Overall compared to previous studies there was a fairly stable level of concern about the extent of behavioural difficulties. While parental perceptions overall indicate that over half of the children have no behaviour difficulties (57.7%), 30.7 % are perceived to have minor difficulties, and 5.6 % fall into the categories of definite and severe difficulties.
The extent and nature of behavioural difficulties perceived in young children aged 0-6 in early childcare, pre-school and primary settings in most instances lie in the expected range (as reported in previous studies) of an approximate 20% of children presenting with a range of difficulties that cause concern. The concept of additional support needs has widened, and there is an additional group of children, ranging on particular measures from 20% to 40% levels of concern, whose difficulties whilst reported to have been present for upwards of 6 months. Nevertheless staff report confidence in their own skills and the team efforts they are able to make, thus difficulties should be met by appropriate provision and well timed intervention, and would not normally be expected to give long term concerns.
Analysis of the 'staff-only' data ( TSDQ, well-being, involvement) representing children whose parents did not return questionnaires but who were observed by staff in settings, indicated there was only a very slightly higher percentage children causing concern in some categories.
There is variety in early childhood environments to an extent that in some settings the provision of daily activities scores lower than hoped for in terms of quality of provision. Taken with the higher levels of concerning behaviour that arise in terms of children's concentration and involvement his finding sits alongside the HMIe (2006) report that suggests staff in early years settings should focus more on the learning needs of individual children.
Case study foci show that greater attention needs to be paid to some features of 0-3 provision in line with 'Birth to Three - Supporting Our Youngest Children' (Scottish Executive, 2005). Increased efforts to take advantage of inter-agency support and collaboration are also needed in some settings. Transitions are challenging for children and with anticipated changes in curriculum design an opportunity exists to address this challenge in ways that are helpful to children. Development opportunities for staff are needed to further this process.

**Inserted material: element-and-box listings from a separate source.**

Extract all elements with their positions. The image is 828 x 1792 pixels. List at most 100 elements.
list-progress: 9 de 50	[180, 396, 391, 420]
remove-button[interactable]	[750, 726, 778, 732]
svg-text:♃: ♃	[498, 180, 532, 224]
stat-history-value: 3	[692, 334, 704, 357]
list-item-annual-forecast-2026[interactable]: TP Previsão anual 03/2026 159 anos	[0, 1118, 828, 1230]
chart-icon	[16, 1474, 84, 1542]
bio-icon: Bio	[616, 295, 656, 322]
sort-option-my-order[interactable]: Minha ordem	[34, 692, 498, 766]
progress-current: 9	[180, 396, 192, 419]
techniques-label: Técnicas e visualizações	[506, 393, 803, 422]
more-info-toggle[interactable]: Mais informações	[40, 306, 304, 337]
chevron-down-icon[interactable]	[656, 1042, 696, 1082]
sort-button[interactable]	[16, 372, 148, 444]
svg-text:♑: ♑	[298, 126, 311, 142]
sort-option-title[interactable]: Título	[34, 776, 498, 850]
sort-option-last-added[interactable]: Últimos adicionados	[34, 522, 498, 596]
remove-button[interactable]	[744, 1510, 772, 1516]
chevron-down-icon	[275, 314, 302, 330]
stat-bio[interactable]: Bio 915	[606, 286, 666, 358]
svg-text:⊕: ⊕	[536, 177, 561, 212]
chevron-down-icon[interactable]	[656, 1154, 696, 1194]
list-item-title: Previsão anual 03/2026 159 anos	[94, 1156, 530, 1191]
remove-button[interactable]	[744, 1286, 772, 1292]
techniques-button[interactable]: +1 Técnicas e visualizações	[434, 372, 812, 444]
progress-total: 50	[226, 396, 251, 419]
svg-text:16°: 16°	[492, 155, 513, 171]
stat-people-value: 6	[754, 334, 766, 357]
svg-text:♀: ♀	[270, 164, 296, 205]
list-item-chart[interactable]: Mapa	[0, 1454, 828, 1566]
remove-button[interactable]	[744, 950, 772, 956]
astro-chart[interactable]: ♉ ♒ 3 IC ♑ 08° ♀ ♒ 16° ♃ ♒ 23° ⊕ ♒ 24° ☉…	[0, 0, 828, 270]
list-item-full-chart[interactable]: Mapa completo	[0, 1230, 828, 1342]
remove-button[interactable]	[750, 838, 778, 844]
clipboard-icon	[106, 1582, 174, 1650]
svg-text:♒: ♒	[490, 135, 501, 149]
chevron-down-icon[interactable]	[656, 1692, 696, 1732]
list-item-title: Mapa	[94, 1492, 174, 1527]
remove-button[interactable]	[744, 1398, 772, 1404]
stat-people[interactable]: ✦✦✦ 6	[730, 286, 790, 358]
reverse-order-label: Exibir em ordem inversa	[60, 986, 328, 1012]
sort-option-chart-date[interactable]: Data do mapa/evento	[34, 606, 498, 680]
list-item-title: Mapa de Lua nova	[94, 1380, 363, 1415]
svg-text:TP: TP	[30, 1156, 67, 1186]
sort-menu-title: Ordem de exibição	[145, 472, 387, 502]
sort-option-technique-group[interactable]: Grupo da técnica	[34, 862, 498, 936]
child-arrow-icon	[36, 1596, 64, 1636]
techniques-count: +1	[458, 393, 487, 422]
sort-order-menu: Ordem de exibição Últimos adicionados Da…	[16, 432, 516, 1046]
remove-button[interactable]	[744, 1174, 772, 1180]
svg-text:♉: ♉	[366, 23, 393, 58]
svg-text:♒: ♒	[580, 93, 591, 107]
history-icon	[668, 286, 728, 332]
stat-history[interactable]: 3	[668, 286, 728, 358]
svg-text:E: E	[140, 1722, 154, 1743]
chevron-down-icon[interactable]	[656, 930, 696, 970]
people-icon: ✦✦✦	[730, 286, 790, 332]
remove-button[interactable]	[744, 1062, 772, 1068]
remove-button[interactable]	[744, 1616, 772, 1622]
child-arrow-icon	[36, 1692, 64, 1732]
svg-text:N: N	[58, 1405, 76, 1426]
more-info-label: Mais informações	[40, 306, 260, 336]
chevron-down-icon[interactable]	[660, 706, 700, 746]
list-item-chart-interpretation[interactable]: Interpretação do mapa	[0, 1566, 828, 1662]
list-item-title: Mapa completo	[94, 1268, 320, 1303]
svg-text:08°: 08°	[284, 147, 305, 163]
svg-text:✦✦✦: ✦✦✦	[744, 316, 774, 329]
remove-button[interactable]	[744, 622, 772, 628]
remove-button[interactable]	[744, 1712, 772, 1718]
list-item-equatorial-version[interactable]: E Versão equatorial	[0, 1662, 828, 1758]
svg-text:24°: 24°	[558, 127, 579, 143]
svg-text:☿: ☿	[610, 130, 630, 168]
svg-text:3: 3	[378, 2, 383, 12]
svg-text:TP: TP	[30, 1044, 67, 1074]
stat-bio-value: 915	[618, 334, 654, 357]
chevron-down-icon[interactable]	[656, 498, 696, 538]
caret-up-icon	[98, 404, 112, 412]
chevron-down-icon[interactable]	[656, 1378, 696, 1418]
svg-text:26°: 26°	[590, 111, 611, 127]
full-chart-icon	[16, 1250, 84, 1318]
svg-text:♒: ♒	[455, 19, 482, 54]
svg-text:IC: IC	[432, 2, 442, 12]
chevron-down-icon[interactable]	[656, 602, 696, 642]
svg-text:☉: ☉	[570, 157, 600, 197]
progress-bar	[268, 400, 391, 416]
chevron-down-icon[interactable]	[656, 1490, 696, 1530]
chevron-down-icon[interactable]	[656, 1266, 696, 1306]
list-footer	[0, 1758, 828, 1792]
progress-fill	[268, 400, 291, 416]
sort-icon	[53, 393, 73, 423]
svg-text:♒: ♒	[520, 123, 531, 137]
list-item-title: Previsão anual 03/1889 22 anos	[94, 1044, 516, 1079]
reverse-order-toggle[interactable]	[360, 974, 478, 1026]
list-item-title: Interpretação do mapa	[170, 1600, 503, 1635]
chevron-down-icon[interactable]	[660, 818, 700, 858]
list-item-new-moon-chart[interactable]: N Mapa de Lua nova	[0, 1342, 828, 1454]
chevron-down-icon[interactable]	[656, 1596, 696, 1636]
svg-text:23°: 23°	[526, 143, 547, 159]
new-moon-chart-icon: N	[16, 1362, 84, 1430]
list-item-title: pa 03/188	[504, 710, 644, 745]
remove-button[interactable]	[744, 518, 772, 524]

The results reported in this study show a consistency across different measures. Staff express concerns but say that the behaviours they encounter are containable as they feel confident in their own skills, though they emphasise the contribution of good teamwork with colleagues, training opportunities and good parent-staff relationships. Levels of concern are fairly stable in relation to previous studies. For children low involvement and lack of concentration is helped by rich learning environments with a good variety and balance of activities, high quality interactions and more challenge and engagement in learning. Parents and staff use similar strategies to manage children's behaviours and agree on the value of good communication between them, with parents feeling that they can learn from staff. A high percentage of parents are very positive about transitions and the benefits for children evident when pre-school and school are working together.

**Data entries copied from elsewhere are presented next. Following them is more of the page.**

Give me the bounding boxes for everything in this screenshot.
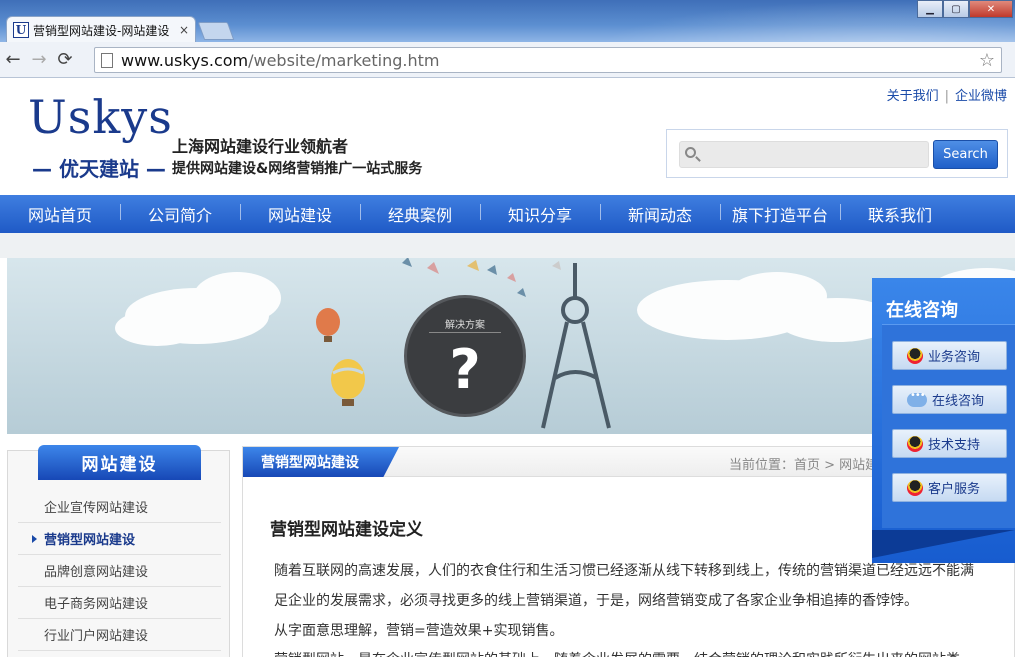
- site-logo-cn: — 优天建站 —: [32, 157, 166, 181]
- article-paragraph: 随着互联网的高速发展，人们的衣食住行和生活习惯已经逐渐从线下转移到线上，传统的营…: [274, 563, 974, 579]
- bookmark-star-icon[interactable]: ☆: [979, 50, 995, 71]
- top-links: 关于我们 | 企业微博: [887, 85, 1007, 104]
- nav-item-contact[interactable]: 联系我们: [840, 202, 960, 226]
- sidebar-item-brand[interactable]: 品牌创意网站建设: [18, 555, 221, 587]
- sidebar: 网站建设 企业宣传网站建设 营销型网站建设 品牌创意网站建设 电子商务网站建设 …: [7, 445, 230, 657]
- consult-business-button[interactable]: 业务咨询: [892, 341, 1007, 370]
- consult-customer-service-button[interactable]: 客户服务: [892, 473, 1007, 502]
- consult-title: 在线咨询: [886, 300, 958, 321]
- question-mark-icon: ?: [449, 338, 481, 401]
- page-icon: [101, 52, 113, 68]
- about-link[interactable]: 关于我们: [887, 89, 939, 104]
- sidebar-item-portal[interactable]: 行业门户网站建设: [18, 619, 221, 651]
- close-window-button[interactable]: ✕: [969, 0, 1013, 18]
- back-icon[interactable]: ←: [0, 49, 26, 70]
- article-paragraph: 足企业的发展需求，必须寻找更多的线上营销渠道，于是，网络营销变成了各家企业争相追…: [274, 593, 918, 609]
- sidebar-item-label: 行业门户网站建设: [44, 629, 149, 644]
- article-paragraph: 从字面意思理解，营销=营造效果+实现销售。: [274, 623, 564, 639]
- hero-banner: 解决方案 ?: [7, 258, 1015, 434]
- consult-tech-support-button[interactable]: 技术支持: [892, 429, 1007, 458]
- bubble-label: 解决方案: [445, 320, 485, 331]
- qq-icon: [907, 479, 923, 496]
- search-box: Search: [666, 129, 1008, 178]
- url-host: www.uskys.com: [121, 50, 249, 70]
- consult-panel-fold: [872, 530, 1015, 558]
- address-bar[interactable]: www.uskys.com/website/marketing.htm ☆: [94, 47, 1002, 73]
- url-path: /website/marketing.htm: [248, 50, 440, 70]
- nav-item-news[interactable]: 新闻动态: [600, 202, 720, 226]
- chat-icon: [907, 390, 927, 407]
- tagline-primary: 上海网站建设行业领航者: [172, 137, 349, 156]
- sidebar-item-label: 品牌创意网站建设: [44, 565, 149, 580]
- browser-tab[interactable]: U 营销型网站建设-网站建设 ×: [6, 16, 196, 43]
- solution-bubble: 解决方案 ?: [404, 295, 526, 417]
- nav-item-platform[interactable]: 旗下打造平台: [720, 202, 840, 226]
- nav-item-about[interactable]: 公司简介: [120, 202, 240, 226]
- active-arrow-icon: [32, 535, 37, 543]
- nav-item-home[interactable]: 网站首页: [0, 202, 120, 226]
- nav-item-knowledge[interactable]: 知识分享: [480, 202, 600, 226]
- sidebar-item-label: 企业宣传网站建设: [44, 501, 149, 516]
- consult-button-label: 客户服务: [928, 482, 981, 497]
- sidebar-item-label: 营销型网站建设: [44, 533, 136, 548]
- weibo-link[interactable]: 企业微博: [955, 89, 1007, 104]
- article-section-tab: 营销型网站建设: [243, 447, 399, 477]
- new-tab-button[interactable]: [197, 22, 235, 40]
- site-logo[interactable]: Uskys: [28, 90, 173, 144]
- qq-icon: [907, 347, 923, 364]
- article-paragraph: 营销型网站，是在企业宣传型网站的基础上，随着企业发展的需要，结合营销的理论和实践…: [274, 649, 960, 657]
- minimize-button[interactable]: ▁: [917, 0, 943, 18]
- consult-online-button[interactable]: 在线咨询: [892, 385, 1007, 414]
- consult-button-label: 技术支持: [928, 438, 981, 453]
- window-controls: ▁ ▢ ✕: [917, 0, 1013, 18]
- forward-icon[interactable]: →: [26, 49, 52, 70]
- article-title: 营销型网站建设定义: [270, 520, 423, 540]
- maximize-button[interactable]: ▢: [943, 0, 969, 18]
- qq-icon: [907, 435, 923, 452]
- tagline-secondary: 提供网站建设&网络营销推广一站式服务: [172, 161, 423, 177]
- search-button[interactable]: Search: [933, 140, 998, 169]
- nav-item-website[interactable]: 网站建设: [240, 202, 360, 226]
- online-consult-panel: 在线咨询 业务咨询 在线咨询 技术支持 客户服务: [872, 278, 1015, 563]
- consult-button-label: 业务咨询: [928, 350, 981, 365]
- reload-icon[interactable]: ⟳: [52, 49, 78, 70]
- sidebar-item-label: 电子商务网站建设: [44, 597, 149, 612]
- sidebar-item-corporate[interactable]: 企业宣传网站建设: [18, 491, 221, 523]
- sidebar-item-ecommerce[interactable]: 电子商务网站建设: [18, 587, 221, 619]
- bubble-divider: [429, 332, 501, 333]
- nav-shadow-strip: [0, 233, 1015, 258]
- sidebar-item-marketing[interactable]: 营销型网站建设: [18, 523, 221, 555]
- consult-button-label: 在线咨询: [932, 394, 985, 409]
- tab-close-icon[interactable]: ×: [179, 23, 189, 37]
- top-links-separator: |: [944, 89, 949, 104]
- main-nav: 网站首页 公司简介 网站建设 经典案例 知识分享 新闻动态 旗下打造平台 联系我…: [0, 195, 1015, 233]
- nav-item-cases[interactable]: 经典案例: [360, 202, 480, 226]
- search-input[interactable]: [679, 141, 929, 168]
- browser-toolbar: ← → ⟳ www.uskys.com/website/marketing.ht…: [0, 42, 1015, 78]
- favicon-icon: U: [13, 22, 29, 38]
- tab-title: 营销型网站建设-网站建设: [33, 23, 170, 38]
- sidebar-title: 网站建设: [38, 445, 201, 480]
- sidebar-list: 企业宣传网站建设 营销型网站建设 品牌创意网站建设 电子商务网站建设 行业门户网…: [18, 491, 221, 651]
- search-icon: [685, 147, 696, 158]
- breadcrumb[interactable]: 当前位置：首页 > 网站建: [729, 454, 878, 473]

Given that all behaviour occurs in context, the widening of perceptions of young children's lives beyond service provision, the sharing of information and support between professionals and parents, and the recognition that sometimes the best or most acceptable supports come from within the family, lead to a conclusion that the early years sector, pre-school and primary, needs to find innovative ways of building on current good practice to create a more inclusive approach for all children and their families.